Moody’s Investors Service está advirtiendo que quizá México no pueda brindar a su compañía petrolera estatal en apuros el apoyo financiero que necesitará este mismo año.

Para Standard Life Investments y Actinver Casa de Bolsa, hay escasas probabilidades de que el gobierno vuelva la espalda a Petróleos Mexicanos. Si bien México –que puso fin al monopolio de Pemex como parte de reformas integrales en 2013- enfrenta ingresos más bajos debido a su economía vacilante, el gobierno continúa teniendo un interés particular en garantizar que el productor petrolífero salga adelante. Pemex financiará de todos modos un 30% del presupuesto de México, según estimaciones oficiales.

“El gobierno mexicano no puede permitirse dejar de respaldar a Pemex”, dijo Kieran Curtis, gerente de cartera de mercados emergentes en Standard Life, con sede en Edimburgo, que tiene a su cargo US$ 385,000 millones. “El apoyo soberano no cambiará su naturaleza durante al menos cinco años y continuará siendo apoyo soberano posteriormente. Moody’s tiene razón en pensar en cambios en la relación, pero no sé hasta qué punto serán significativos”.

La capacidad de Pemex de contar con el respaldo gubernamental continúa llevando tranquilidad a los inversores en bonos. La compañía se ha mantenido mejor que sus pares del sector en América Latina en el último año, cuando los precios del petróleo se desplomaron un 45%. Sus bonos denominados en dólares perdieron un promedio de 2.6% en ese lapso, en comparación con una caída de 8.8% en la deuda de productores petroleros de la región como Petróleo Brasileiro de Brasil y Ecopetrol de Colombia.

Posiblemente Pemex necesite ayuda gubernamental ya el año próximo conforme su producción cae a los niveles más bajos desde por lo menos 1990, según Moody’s. Pero teniendo en cuenta que el presidente mexicano Enrique Peña Nieto se propone reducir un déficit presupuestario frente a los ingresos petroleros en baja, es posible que el gobierno no pueda salir en auxilio de Pemex, dijo la compañía calificadora en un informe esta semana. Los ejecutivos de Pemex no respondieron a una consulta enviada por correo electrónico.

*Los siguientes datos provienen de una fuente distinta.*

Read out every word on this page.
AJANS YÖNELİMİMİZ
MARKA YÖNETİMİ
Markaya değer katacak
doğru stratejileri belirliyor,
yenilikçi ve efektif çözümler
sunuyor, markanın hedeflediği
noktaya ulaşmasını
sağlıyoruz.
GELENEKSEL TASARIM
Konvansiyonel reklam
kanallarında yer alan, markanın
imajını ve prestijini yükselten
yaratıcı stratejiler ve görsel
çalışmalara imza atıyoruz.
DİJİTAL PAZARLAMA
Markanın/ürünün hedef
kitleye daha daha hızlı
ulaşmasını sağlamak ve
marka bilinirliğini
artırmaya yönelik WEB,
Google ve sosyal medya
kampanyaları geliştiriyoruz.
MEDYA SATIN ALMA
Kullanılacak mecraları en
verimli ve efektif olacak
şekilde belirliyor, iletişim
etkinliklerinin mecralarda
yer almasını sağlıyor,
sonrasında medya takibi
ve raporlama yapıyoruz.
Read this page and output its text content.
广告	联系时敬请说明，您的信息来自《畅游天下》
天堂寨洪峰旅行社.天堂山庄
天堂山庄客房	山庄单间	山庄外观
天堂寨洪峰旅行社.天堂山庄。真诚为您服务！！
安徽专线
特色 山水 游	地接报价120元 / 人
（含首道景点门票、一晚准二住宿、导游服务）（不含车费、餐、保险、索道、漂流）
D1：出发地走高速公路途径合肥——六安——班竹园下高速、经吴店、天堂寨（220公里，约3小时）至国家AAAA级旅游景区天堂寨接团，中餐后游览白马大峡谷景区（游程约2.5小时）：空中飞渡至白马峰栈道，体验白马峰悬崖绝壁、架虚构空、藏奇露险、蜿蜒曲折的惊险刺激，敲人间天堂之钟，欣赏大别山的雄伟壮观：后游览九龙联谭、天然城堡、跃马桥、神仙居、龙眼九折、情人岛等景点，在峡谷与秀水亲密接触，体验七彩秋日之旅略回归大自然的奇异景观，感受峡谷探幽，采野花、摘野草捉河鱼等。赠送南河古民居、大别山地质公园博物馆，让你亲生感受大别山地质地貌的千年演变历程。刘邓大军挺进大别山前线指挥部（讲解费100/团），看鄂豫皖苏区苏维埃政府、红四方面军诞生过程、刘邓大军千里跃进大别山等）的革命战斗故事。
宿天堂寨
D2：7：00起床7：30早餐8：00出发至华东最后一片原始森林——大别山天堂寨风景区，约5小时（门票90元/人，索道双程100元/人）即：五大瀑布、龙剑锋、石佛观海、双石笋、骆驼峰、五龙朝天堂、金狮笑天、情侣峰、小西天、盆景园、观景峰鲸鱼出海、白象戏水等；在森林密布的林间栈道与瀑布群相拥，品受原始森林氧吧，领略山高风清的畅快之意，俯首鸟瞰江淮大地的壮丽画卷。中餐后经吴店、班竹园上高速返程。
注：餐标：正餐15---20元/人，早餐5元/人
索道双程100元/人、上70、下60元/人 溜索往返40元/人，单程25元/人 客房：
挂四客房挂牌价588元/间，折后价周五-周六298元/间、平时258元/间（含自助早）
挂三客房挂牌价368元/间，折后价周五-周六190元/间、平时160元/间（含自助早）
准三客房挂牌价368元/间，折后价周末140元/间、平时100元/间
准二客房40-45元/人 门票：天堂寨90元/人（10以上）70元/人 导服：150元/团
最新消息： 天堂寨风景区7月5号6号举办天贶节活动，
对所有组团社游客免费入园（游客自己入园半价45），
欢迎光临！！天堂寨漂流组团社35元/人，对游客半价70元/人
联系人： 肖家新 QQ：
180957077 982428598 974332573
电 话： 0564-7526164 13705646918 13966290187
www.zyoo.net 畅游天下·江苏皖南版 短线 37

El presupuesto 2016 de México, publicado la semana pasada, pone de relieve las dificultades que tendrán las finanzas del país el año próximo. Supone un precio del petróleo de US$ 50 para 2016 y una producción de crudo en los niveles más bajos desde 1980.

La calificación A3 de Pemex, que es el séptimo grado de inversión más alto, se basa en la hipótesis de un apoyo gubernamental “muy alto”, dijo la calificadora.

“Hay un presupuesto más ajustado y una política que apunta a controlar el déficit”, dijo el analista de Moody’s, Jaime Reusche, desde Nueva York. “México está recortando gastos donde puede. Puede haber una posibilidad menor de apoyo”.

No obstante, Pemex puede llegar a aprovechar un nuevo instrumento de financiamiento que el gobierno presentó este mes, conocido como Fibra E, que permitirá a la empresa titularizar activos como tuberías, ayudando a aliviar sus necesidades de efectivo, según Araceli Espinosa, responsable de investigación en renta fija en Actinver Casa de Bolsa.

“Veremos una transformación de Pemex en la reforma”, dijo. “Pero será gradual. Hace cinco años, hubo propuestas de reforma, la cantidad de deuda pendiente era enorme y el balance general de Pemex era terrible. Cinco años después, la calificación sigue siendo la misma. Hasta hoy, nada cambió y el gobierno ha seguido brindándole apoyo”.